Очутившись в тех местах, где когда-то работал с отцом, он наткнулся и на те ели, в дуплах которых водились дикие пчелы… Заметил, что в одно дупло они еще летают со взятком. «Вот и они в колхозе работают, а меня как трутня выкинули… Даже Волечка… А может, я зря к ней тянулся?.. Лучше бы к Барбаре. Ну что с того, что постарше и морда красная, чуть не лопнет, да толстовата? На хозяйстве такая, может, и лучше… Ей бы сносу не было…» Однако же и Барбара не вышла к нему, а, наверно, видела, ведь говорила, что живет прямо напротив Волечки…
Так он растравлял себя, бредя по лесу. Но все же ни к какому твердому решению не пришел. Снова возвращались старые мысли: а может, и не плохо, что пошел в полицию, хотя бы жив остался. А из партизан и с фронта сколько не вернулось. Мало ли что посчастливилось Василю Руткевичу. А он все-таки жив, руки-ноги целы. Придет время, и он заживет получше…
Так, блуждая по лесу со своими раздумьями, он и не заметил, что спустился вечер, а когда хлынул дождь и самая густая ель уже не могла его укрыть, напрямик зашагал домой. Промок, прозяб, но отрезвел, понял, что только работа, тихая жизнь и терпение ему теперь помогут. Уже затемно он вернулся к себе, не зажигая света, выпил целую бутылку водки и брякнулся на кровать.
А назавтра почувствовал, что и водка не помогла. Ломило голову, болела грудь. Егор простыл и расхворался. Три дня лечился сам, пил какие-то травы, что остались после матери. Голова просветлела, но кашель не давал жить, и, отпросившись у Агапки, отправился он в ближайшую сельсоветовскую больницу.

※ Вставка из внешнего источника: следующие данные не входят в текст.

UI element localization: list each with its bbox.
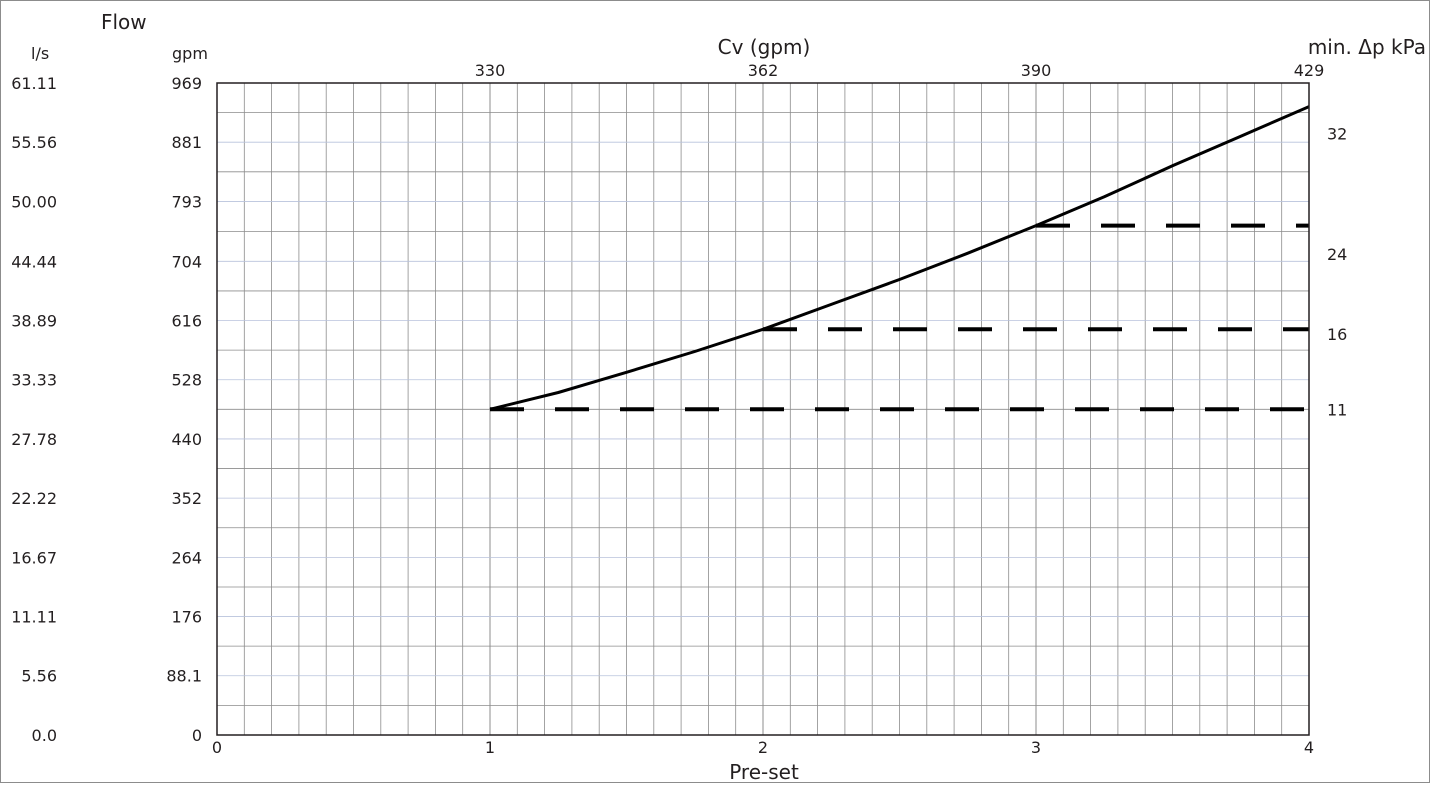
y-tick-label-ls: 22.22 [11,489,57,508]
y-tick-label-gpm: 352 [171,489,202,508]
label-layer: Flow l/s gpm Cv (gpm) min. Δp kPa Pre-se… [11,10,1426,784]
y-tick-label-gpm: 176 [171,608,202,627]
y-tick-label-gpm: 969 [171,74,202,93]
y-tick-label-gpm: 528 [171,371,202,390]
y-tick-label-ls: 50.00 [11,192,57,211]
y-axis-title: Flow [101,10,147,34]
right-axis-title: min. Δp kPa [1308,35,1426,59]
y-axis-unit-ls: l/s [31,44,49,63]
top-tick-label: 330 [475,61,506,80]
x-tick-label: 0 [212,738,222,757]
series-layer [489,105,1310,412]
right-tick-label: 24 [1327,245,1347,264]
x-tick-label: 1 [485,738,495,757]
y-tick-label-ls: 33.33 [11,371,57,390]
y-tick-label-gpm: 704 [171,252,202,271]
top-tick-label: 429 [1294,61,1325,80]
top-tick-label: 390 [1021,61,1052,80]
y-tick-label-ls: 0.0 [32,726,57,745]
right-tick-label: 32 [1327,124,1347,143]
top-tick-label: 362 [748,61,779,80]
y-tick-label-gpm: 88.1 [166,667,202,686]
x-tick-label: 3 [1031,738,1041,757]
plot-frame [216,82,1310,736]
y-tick-label-ls: 55.56 [11,133,57,152]
y-tick-label-ls: 5.56 [21,667,57,686]
y-tick-label-ls: 16.67 [11,548,57,567]
y-axis-unit-gpm: gpm [172,44,208,63]
y-tick-label-gpm: 793 [171,192,202,211]
top-axis-title: Cv (gpm) [718,35,811,59]
y-tick-label-ls: 11.11 [11,608,57,627]
y-tick-label-gpm: 616 [171,312,202,331]
right-tick-label: 16 [1327,325,1347,344]
x-tick-label: 4 [1304,738,1314,757]
y-tick-label-gpm: 881 [171,133,202,152]
y-tick-label-gpm: 264 [171,548,202,567]
x-tick-label: 2 [758,738,768,757]
flow-curve-line [489,105,1310,411]
right-tick-label: 11 [1327,400,1347,419]
y-tick-label-gpm: 440 [171,430,202,449]
y-tick-label-ls: 38.89 [11,312,57,331]
y-tick-label-ls: 61.11 [11,74,57,93]
y-tick-label-gpm: 0 [192,726,202,745]
x-axis-title: Pre-set [729,760,799,782]
y-tick-label-ls: 44.44 [11,252,57,271]
y-tick-label-ls: 27.78 [11,430,57,449]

Больница небольшая, но уютная, новая, стояла на краю местечка, там, где когда-то была изба-читальня. Егор, взглянув на светлые кирпичные стены под зеленой крышей, вспомнил ту ночь, когда горели ярким пламенем деревянные стены избы-читальни, откуда они тогда выбивали, как сказал ему Перебейнос, штаб партизан. А ведь это он, подкравшись в темноте, сунул под застреху пук кудели и поджег, потом вернулся к Перебейносу. А нынче шел в новую больницу к врачам и радовался, что о том, как он тогда «отличился», тут никто не знает. Была глубокая ночь, и все местные, жившие поблизости, разбежались, а на другой день Егора уже и след простыл. Послал его Перебейнос отвезти к нему на квартиру чемодан с награбленным добром и красивую кожанку. Была там кое-какая женская одежда, да еще несколько окороков, снятых прямо с жерди в амбаре одного хозяина недалеко от читальни.

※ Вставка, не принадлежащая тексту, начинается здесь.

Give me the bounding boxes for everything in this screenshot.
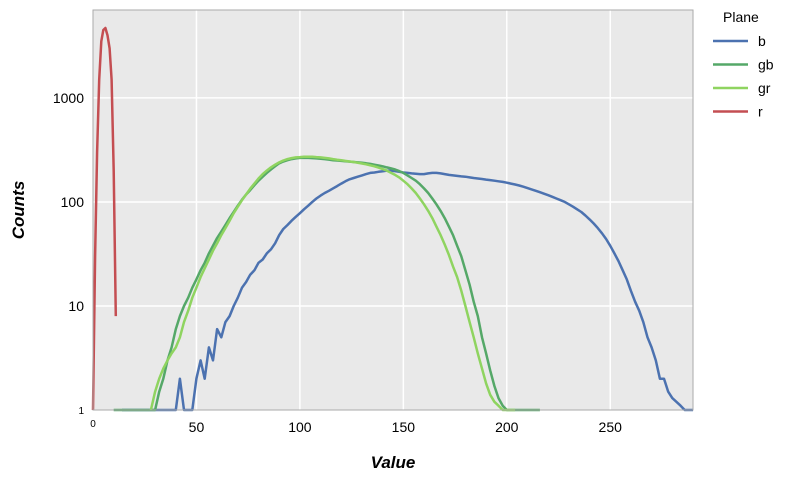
series-line-b	[122, 169, 693, 412]
x-tick-label: 100	[288, 419, 312, 435]
series-line-gr	[149, 155, 516, 412]
x-tick-labels: 0 50 100 150 200 250	[90, 419, 622, 435]
y-tick-label: 1000	[53, 90, 84, 106]
y-tick-labels: 1 10 100 1000	[53, 90, 85, 417]
y-tick-label: 10	[68, 298, 84, 314]
series-lines	[91, 26, 693, 412]
x-tick-label: 200	[495, 419, 519, 435]
x-tick-label: 250	[599, 419, 623, 435]
legend-label-gr: gr	[758, 80, 771, 96]
x-tick-label: 50	[189, 419, 205, 435]
plot-frame	[92, 9, 694, 411]
plot-background	[93, 10, 693, 410]
legend-label-gb: gb	[758, 57, 774, 73]
grid-lines	[93, 10, 693, 410]
series-line-gb	[113, 156, 540, 412]
legend: Plane b gb gr r	[713, 9, 774, 120]
legend-title: Plane	[723, 9, 759, 25]
legend-label-b: b	[758, 33, 766, 49]
legend-label-r: r	[758, 104, 763, 120]
x-tick-label: 0	[90, 419, 96, 430]
y-tick-label: 100	[61, 194, 85, 210]
y-axis-title: Counts	[9, 181, 28, 240]
x-axis-title: Value	[371, 453, 416, 472]
y-tick-label: 1	[78, 406, 84, 417]
x-tick-label: 150	[392, 419, 416, 435]
series-line-r	[91, 26, 118, 411]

Егор уверен, что об его участии в этой операции никто не знает, и потому смело, без колебаний явился в приемный покой. Молоденькая медсестра показала ему место в палате, и он устроился на кровати у окна. Вторая койка, у стены, была уже занята, это он понял по тому, что на тумбочке стояло несколько пузырьков с лекарствами. Он прилег на свою койку, довольный тем, что по молодости сестра не могла знать его прошлого: колхозник из Любова, колхозник как колхозник, вот и все. И он, поджидая доктора, прикрыл глаза и даже вздремнул малость. Вдруг скрипнула дверь, он глянул — и побелел. Перед ним стоял, опершись на толстую можжевеловую палку, сам дед Савка. Не успел Егор и рта раскрыть, как тот налетел коршуном:
— А ты чего здесь?
— Как чего? — попытался Егор перевести разговор на спокойный тон. — Лечиться!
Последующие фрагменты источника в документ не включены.